Phillies, so far, have invited eight such players to spring training in February: RHP Scott Elarton, INF Kevin Fransden, C Tuffy Gosewisch, LHP Pat Misch, INF Pete Orr, OF Scott Podsednik, RHP Brian Sanches and LHP Raul Valdes. Tuffy is the lone player without big league experience.
All probably will open the season with the Lehigh Valley Iron Pigs but all could possibly end up in the bigs with the Phillies.
Here’s a capsule of non-roster players who did just that:
RHP Clay Condrey
RHP Brian Sanches
C Chris Coste
RHP John Ennis
LHP J. A. Happ
C Lou Marson
LHP Matt Smith
INF Michael Cervenak
LHP Antonio Bastardo
C Paul Hoover
INF Miguel Cairo
C Dane Sardinah
INF Cody Ransom
INF Wilson Valdez
1B Andy Tracy
Of that group, the most impact has come from Valdez. He was a savior last season filling in at second, short and third when there were injuries.
Rumors having OF Laynce Nix signing with the Phillies, giving them a left-handed bat for the field and the bench. It will mark the first time in the last three spring trainings that Nix will be on a major league roster. Last year, he was non-roster in DC and the two previous springs, the same with the Reds.
Nix, Thome and Wigginton will give the Phillies some pop off the bench. Nix and Wigginton add some versatility in that they can play multiple positions.
Happy birthday to Larry Bowa, 66; Steve Bedrosian, 54 and Jose Contreras, 40 . . . Rule 5 draft is Thursday morning.
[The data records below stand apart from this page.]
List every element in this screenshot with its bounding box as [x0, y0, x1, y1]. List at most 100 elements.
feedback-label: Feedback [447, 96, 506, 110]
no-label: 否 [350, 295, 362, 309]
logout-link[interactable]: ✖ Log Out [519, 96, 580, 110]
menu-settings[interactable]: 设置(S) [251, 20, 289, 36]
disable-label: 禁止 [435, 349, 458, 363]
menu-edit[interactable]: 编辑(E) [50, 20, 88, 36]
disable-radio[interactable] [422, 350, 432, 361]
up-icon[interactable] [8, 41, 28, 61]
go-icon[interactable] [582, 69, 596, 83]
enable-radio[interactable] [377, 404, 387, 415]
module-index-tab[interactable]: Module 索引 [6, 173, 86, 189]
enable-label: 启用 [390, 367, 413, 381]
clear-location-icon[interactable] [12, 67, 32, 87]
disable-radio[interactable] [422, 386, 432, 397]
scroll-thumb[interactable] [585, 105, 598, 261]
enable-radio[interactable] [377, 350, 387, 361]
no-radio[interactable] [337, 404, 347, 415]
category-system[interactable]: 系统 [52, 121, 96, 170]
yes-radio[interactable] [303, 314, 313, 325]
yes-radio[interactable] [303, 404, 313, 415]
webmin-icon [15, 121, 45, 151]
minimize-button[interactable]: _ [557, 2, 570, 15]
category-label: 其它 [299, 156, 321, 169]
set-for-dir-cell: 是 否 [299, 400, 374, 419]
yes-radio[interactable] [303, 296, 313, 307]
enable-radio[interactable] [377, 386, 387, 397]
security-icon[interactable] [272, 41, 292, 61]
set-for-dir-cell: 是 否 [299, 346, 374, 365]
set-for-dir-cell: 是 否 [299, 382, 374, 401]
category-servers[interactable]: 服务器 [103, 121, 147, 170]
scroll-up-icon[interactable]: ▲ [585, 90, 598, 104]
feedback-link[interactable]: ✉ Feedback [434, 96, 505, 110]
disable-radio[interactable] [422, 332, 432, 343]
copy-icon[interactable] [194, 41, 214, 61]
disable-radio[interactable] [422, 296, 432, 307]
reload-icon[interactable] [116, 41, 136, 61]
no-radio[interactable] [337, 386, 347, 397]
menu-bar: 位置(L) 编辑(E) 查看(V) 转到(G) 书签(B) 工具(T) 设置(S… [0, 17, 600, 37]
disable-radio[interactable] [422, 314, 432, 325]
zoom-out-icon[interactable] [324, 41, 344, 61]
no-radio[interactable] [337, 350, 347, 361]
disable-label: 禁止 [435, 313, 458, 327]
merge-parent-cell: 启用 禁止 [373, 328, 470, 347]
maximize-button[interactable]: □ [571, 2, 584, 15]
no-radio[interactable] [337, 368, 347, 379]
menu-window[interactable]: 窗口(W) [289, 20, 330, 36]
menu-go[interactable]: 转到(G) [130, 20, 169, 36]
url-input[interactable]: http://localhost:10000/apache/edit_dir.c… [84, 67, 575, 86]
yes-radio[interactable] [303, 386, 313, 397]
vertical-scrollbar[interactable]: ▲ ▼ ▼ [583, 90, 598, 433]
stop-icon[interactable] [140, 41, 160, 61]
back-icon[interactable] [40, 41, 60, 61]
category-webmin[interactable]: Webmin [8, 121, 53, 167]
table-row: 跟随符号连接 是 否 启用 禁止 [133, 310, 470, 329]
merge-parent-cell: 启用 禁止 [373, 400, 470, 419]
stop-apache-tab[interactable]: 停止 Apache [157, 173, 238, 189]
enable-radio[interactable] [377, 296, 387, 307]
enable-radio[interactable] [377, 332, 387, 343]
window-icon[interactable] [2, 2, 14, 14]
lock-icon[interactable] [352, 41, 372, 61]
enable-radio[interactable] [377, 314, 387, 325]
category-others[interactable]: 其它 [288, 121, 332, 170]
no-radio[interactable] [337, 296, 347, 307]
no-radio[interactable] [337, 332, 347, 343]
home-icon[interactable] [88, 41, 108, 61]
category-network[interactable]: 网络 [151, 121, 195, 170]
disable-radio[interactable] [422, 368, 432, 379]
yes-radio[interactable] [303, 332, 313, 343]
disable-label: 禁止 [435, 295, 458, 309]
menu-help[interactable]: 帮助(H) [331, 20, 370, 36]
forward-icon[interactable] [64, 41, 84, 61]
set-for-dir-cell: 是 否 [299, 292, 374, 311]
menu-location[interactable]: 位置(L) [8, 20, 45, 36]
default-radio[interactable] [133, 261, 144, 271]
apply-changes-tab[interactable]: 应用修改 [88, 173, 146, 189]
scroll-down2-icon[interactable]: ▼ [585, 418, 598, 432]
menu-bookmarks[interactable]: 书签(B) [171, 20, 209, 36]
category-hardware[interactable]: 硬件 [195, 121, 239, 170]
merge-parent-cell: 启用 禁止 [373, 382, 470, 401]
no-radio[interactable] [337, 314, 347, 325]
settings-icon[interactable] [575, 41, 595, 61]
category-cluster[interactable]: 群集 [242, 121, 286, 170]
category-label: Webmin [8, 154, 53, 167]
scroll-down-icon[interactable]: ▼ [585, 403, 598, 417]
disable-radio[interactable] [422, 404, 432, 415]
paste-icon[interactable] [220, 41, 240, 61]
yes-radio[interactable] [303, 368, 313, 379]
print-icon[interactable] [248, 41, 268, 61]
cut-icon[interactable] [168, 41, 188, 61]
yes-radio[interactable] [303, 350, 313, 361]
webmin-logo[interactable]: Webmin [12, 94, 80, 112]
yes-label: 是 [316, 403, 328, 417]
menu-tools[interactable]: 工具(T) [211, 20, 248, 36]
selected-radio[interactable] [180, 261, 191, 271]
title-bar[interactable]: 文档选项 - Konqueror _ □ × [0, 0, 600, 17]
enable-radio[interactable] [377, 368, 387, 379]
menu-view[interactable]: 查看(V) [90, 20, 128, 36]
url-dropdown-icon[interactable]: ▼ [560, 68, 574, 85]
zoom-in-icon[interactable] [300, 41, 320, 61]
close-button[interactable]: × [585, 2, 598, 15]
Phillies have one roster spot open . . . Charlie Manuel and Vance Worley will be at Citizens Bank Park this Saturday evening for the lighting of the Christmas tree at the Third Base Gate. Majestic Clubhouse store is a great place to do your holiday shopping. Matter of fact, I need to get there soon.
Interesting stuff coming out of Dallas. Stay tuned to Phillies.com for the latest news and gossip. Todd Zolecki is on top of everything.
Golly, it is December 1 already.
On the baseball calendar, early December means it is winter meetings time. Ruben heads an entourage that heads to Dallas on Sunday. They return following the Rule 5 draft that takes place on December 8.
A large media mass will be there, reporting facts and rumors. Social media has replaced tomorrow’s newspaper. Where should you go to get the latest? Start with MLB.com. For TV: MLB Network.
The meetings are taking place at the Hilton Anatole Hotel. In Texas, everything is big and the hotel fits that bill (some 30 stories high). It is a massive square with a big atrium lobby that includes a couple of bars and a restaurant.
General managers get large suites. Club meetings take place their daily as they map out trade talks, free agency talks. Once, the friendly hotel phone was the method of reaching out to other clubs. Plus, sending someone from your club to the lobby to look for somebody from another club. The latter still is in place but cell phones, texting and laptops have replaced the hotel phone.
A snoopy reporter can just park himself in the lobby and watch. “Look, their goes Ruben into the Yankees’ suite.” Later……”Now, the Reds are going in the Phillies suite.” Only difficulty, the higher floors are difficult to scout unless you have a telescope.
Agents will parade through the lobby and the media will follow like a pied piper. What better setup for an agent: all 30 clubs under one roof. Agents can drop a tip to a reporter and the chain reaction follows. Rumors, rumors.
The Baseball Hall of Fame will have announcements on Monday, Tuesday and Wednesday.
On the first day, the Hall will announce the winner of the Golden Era ballot, which consists of eight former players and two executives. Phillies Alumni Jim Kaat is on the ballot. The next day, the Taylor Spink Award for baseball writers and Paul Hagen, long-time Philadelphia Daily News writer is one of three on that ballot. Then, the Ford C. Frick award to a broadcaster on Wednesday. Tim McCarver is a candidate.
Football has a similar industry post-season meeting but coverage for baseball blows away the NFL. It isn’t even a contest.
Someone once said the two best sports are baseball and talking baseball. Well, we’re headed for a week of talking baseball.